Ciels de foudre est encore un de ces bouquins au point de vue omniscient, qui nous font les observateurs des agissements et pensées de chacun, tour à tour et dans un même chapitre. Un de ces bouquins qui, à chaque nouveau personnage croisé, nous racontent son histoire, sa vision des faits et jusqu’à ce qui va lui arriver (à grand renfort d’avertissements aux protagonistes, du genre : « Se montrer ouvertement pour mieux se cacher, c’est comme cela que ça se passait dans cet endroit.
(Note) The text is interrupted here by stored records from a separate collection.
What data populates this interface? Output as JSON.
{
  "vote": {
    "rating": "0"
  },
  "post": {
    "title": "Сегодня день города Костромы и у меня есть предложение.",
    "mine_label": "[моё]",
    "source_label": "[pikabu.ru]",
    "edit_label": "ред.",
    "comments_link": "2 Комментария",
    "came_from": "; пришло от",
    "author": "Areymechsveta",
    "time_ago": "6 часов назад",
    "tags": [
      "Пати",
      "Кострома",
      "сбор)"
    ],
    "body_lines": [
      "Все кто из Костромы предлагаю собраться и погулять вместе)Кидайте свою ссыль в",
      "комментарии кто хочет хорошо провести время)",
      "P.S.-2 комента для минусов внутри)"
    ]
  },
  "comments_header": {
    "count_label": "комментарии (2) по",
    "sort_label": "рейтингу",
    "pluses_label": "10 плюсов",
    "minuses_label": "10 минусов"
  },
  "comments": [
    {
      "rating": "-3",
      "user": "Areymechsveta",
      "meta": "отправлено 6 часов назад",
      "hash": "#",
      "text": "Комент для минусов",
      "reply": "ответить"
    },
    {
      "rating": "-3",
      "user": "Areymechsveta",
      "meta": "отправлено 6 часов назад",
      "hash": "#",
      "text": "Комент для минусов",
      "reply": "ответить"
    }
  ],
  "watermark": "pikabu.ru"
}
Il ne tarderait pas à en tirer la leçon. »). Un de ces bouquins aux situations plus racontées que vécues, aux dialogues peu crédibles, à la morale à la limite du dérangeant. Un de ces bouquins aux métaphores et analogies aussi nombreuses que d’un intérêt limité (« Il reprit ses esprits, sa colère se dissipant peu à peu, à l’image de la vapeur qui s’échappe d’une cocotte-minute »), où les personnages « coulent » des regards ou des sourires toutes les trois ou quatre pages. Un de ces bouquins qui dévoilent les éléments de suspense au fur et à mesure, avant que les héros n’en soient informés, annulant pour le lecteur tout possible effet de surprise.
Alors en quoi est-ce un polar « honnête » ?
Eh bien en ceci que l’intrigue est raisonnablement complexe, très documentée (combien d’auteurs américains sauvés par leur extrême travail documentaire !), le style suffisamment enlevé pour qu’on souhaite tourner la page, et certains personnages (pas tous, malheureusement, C. J. Box est plutôt manichéen dans l’appréhension de la plupart d’entre eux) sont correctement marquants.
Dommage que ceux-là soient bazardés dans une fin manquant d’ampleur. Dommage, enfin, que la traduction française laisse tant à désirer…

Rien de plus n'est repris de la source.